For the next fifteen years he studied Mars extensively, and made intricate drawings of the surface markings as he perceived them. Lowell published his views in three books: Mars (1895), Mars and Its Canals (1906), and Mars As the Abode of Life (1908). With these writings, Lowell more than anyone else popularized the long-held belief that these markings showed that Mars sustained intelligent life forms.

His works include a detailed description of what he termed the 'non-natural features' of the planet's surface, including especially a full account of the 'canals,' single and double; the 'oases,' as he termed the dark spots at their intersections; and the varying visibility of both, depending partly on the Martian seasons. He theorized that an advanced but desperate culture had built the canals to tap Mars' polar ice caps, the last source of water on an inexorably drying planet.

Craters on the Mars surface (frame 11) imaged by Mariner 4 as it flew by Mars in 1965
 
While this idea excited the public, the astronomical community was skeptical. Many astronomers could not see these markings, and few believed that they were as extensive as Lowell claimed. As a result, Lowell and his observatory were largely ostracized. Although the consensus was that some actual features did exist which would account for these markings, in 1909 the sixty-inch Mount Wilson Observatory telescope in Southern California allowed closer observation of the structures Lowell had interpreted as canals, and revealed irregular geological features, probably the result of natural erosion.

The existence of canal-like features was definitively disproved in the 1960s by NASA's Mariner missions. Mariner 4, 6, and 7, and the Mariner 9 orbiter (1972), did not capture images of canals but instead showed a cratered Martian surface. Today, the surface markings taken to be canals are regarded as an optical illusion.

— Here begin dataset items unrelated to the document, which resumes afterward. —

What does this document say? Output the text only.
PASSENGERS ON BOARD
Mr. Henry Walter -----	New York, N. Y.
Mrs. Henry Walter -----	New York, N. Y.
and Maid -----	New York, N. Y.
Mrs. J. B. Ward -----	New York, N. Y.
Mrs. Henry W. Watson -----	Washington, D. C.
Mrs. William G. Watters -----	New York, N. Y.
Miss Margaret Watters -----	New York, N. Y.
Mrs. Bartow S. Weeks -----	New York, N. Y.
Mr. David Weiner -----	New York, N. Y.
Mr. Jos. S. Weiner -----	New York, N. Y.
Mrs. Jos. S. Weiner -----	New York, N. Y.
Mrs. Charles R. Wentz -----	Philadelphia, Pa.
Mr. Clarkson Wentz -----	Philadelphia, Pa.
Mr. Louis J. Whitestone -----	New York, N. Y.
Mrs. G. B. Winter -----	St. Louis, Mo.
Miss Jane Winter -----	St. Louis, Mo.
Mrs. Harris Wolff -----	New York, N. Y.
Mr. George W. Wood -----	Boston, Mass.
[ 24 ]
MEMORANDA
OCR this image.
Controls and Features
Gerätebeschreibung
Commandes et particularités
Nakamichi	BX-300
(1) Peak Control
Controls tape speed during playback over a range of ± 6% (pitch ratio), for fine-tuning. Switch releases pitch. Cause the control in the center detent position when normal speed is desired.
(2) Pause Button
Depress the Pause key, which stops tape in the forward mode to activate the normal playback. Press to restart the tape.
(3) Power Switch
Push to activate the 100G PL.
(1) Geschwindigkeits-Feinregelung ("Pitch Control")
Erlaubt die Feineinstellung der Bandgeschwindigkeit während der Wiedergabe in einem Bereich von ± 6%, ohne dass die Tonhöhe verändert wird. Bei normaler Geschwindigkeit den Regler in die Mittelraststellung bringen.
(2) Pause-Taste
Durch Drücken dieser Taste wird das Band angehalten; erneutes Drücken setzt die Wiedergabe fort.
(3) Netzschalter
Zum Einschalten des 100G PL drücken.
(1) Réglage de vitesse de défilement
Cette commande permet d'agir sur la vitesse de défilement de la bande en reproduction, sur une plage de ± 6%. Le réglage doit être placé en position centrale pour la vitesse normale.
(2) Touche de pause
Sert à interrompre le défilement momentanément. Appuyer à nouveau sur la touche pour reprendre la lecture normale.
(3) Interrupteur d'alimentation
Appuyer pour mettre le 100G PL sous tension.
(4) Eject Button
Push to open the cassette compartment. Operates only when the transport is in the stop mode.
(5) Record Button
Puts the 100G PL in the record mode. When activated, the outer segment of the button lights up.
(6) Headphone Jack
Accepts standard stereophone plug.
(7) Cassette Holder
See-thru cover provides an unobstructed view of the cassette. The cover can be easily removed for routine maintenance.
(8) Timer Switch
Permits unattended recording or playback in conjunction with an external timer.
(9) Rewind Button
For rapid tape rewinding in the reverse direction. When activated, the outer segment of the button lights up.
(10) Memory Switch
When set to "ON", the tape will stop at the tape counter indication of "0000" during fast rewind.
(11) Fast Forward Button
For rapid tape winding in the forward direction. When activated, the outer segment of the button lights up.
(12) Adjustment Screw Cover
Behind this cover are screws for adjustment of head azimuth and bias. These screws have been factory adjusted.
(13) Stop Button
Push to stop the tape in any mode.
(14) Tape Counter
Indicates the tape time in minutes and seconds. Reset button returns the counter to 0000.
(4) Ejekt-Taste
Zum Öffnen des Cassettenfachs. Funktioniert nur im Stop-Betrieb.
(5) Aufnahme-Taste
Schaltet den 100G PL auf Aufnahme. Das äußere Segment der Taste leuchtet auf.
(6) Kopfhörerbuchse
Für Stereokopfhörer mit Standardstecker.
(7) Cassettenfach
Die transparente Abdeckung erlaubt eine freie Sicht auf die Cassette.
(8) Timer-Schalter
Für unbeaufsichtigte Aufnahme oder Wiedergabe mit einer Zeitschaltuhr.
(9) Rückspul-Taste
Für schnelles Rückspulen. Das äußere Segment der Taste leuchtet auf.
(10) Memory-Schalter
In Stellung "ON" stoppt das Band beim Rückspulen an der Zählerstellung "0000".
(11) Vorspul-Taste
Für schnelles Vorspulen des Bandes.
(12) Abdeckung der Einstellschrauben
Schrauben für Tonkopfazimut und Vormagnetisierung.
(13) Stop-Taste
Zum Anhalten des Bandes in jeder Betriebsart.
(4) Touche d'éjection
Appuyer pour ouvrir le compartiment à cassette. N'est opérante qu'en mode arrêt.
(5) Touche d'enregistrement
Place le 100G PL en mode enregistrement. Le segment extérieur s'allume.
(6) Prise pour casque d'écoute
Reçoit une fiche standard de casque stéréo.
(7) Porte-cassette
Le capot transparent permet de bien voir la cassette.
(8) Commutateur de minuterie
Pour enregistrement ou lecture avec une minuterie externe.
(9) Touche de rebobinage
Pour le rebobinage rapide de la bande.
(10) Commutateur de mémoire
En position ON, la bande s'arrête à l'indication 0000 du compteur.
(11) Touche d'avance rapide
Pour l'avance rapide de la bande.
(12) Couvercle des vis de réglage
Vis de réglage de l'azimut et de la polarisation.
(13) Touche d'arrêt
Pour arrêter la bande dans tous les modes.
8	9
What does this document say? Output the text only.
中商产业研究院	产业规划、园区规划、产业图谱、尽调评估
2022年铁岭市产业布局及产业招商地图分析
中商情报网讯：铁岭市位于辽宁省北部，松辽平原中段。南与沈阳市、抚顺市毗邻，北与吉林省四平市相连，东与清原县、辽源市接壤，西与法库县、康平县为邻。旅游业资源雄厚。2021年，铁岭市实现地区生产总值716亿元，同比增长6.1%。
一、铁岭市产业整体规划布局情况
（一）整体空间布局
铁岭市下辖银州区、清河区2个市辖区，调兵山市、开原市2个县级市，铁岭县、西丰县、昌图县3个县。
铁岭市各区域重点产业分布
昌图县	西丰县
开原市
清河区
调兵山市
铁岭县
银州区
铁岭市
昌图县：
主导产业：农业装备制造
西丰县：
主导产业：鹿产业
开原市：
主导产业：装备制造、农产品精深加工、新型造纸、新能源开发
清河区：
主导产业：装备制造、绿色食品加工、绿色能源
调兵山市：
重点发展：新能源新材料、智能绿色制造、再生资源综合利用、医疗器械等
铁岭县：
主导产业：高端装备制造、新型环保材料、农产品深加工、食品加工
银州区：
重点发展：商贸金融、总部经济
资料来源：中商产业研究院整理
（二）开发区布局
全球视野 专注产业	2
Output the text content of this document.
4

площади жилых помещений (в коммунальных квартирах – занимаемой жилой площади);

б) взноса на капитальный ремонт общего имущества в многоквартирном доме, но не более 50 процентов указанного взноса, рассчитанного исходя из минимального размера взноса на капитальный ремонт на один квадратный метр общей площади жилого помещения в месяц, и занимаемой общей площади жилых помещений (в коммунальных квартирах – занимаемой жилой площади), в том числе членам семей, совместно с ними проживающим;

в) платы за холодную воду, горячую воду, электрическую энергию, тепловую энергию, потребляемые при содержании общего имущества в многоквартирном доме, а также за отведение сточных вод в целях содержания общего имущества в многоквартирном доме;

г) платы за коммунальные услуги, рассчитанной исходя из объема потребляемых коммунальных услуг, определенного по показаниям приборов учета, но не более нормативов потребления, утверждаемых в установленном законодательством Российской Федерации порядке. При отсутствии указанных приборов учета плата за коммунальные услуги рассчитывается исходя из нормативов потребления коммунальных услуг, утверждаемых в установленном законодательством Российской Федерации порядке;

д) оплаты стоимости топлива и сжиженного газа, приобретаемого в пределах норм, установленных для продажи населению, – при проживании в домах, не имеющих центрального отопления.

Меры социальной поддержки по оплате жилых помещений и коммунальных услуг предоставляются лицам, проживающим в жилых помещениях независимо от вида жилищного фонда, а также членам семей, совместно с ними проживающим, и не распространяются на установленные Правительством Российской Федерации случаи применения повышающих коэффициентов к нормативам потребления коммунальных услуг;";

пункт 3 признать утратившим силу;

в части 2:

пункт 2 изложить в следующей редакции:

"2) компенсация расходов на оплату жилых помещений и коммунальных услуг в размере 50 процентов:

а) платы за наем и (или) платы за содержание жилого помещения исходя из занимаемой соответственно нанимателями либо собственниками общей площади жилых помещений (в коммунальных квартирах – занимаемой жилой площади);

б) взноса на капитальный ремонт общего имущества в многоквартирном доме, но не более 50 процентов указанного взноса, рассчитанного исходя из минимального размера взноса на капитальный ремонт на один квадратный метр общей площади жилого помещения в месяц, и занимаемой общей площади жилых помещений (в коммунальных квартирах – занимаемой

Psychologist Matthew J. Sharps has argued that perception of the canals by Lowell and others could have been the result of a combination of psychological factors, including individual differences, Gestalt reconfiguration, and sociocognitive factors.

Venus spokes

Percival Lowell in 1914, observing Venus in the daytime with the 24-inch (61 cm) Alvan Clark & Sons refracting telescope at Flagstaff, Arizona
 
Although Lowell was better known for his observations of Mars, he also drew maps of the planet Venus. He began observing Venus in detail in mid-1896 soon after the 61-centimetre (24-inch) Alvan Clark & Sons refracting telescope was installed at his new Flagstaff, Arizona observatory. Lowell observed the planet high in the daytime sky with the telescope's lens stopped down to 3 inches in diameter to reduce the effect of the turbulent daytime atmosphere. Lowell observed spoke-like surface features including a central dark spot, contrary to what was suspected then (and known now): that Venus has no surface features visible from Earth, being covered in an atmosphere that is opaque. It has been noted in a 2003 Journal for the History of Astronomy paper and in an article published in Sky and Telescope in July 2003 that Lowell's stopping down of the telescope created such a small exit pupil at the eyepiece, it may have become a giant ophthalmoscope giving Lowell an image of the shadows of blood vessels cast on the retina of his own eye.

Pluto

Lowell's greatest contribution to planetary studies came during the last decade of his life, which he devoted to the search for Planet X, a hypothetical planet beyond Neptune. Lowell believed that the planets Uranus and Neptune were displaced from their predicted positions by the gravity of the unseen Planet X. Lowell started a search program in 1906 using a camera 5 inches (13 cm) in aperture. The small field of view of the 42-inch (110 cm) reflecting telescope rendered the instrument impractical for searching. From 1914 to 1916, a 9-inch (23 cm) telescope on loan from Sproul Observatory was used to search for Planet X. Lowell did not discover Pluto but later Lowell Observatory (observatory code 690) would photograph Pluto in March and April 1915, without realizing at the time that it was not a star.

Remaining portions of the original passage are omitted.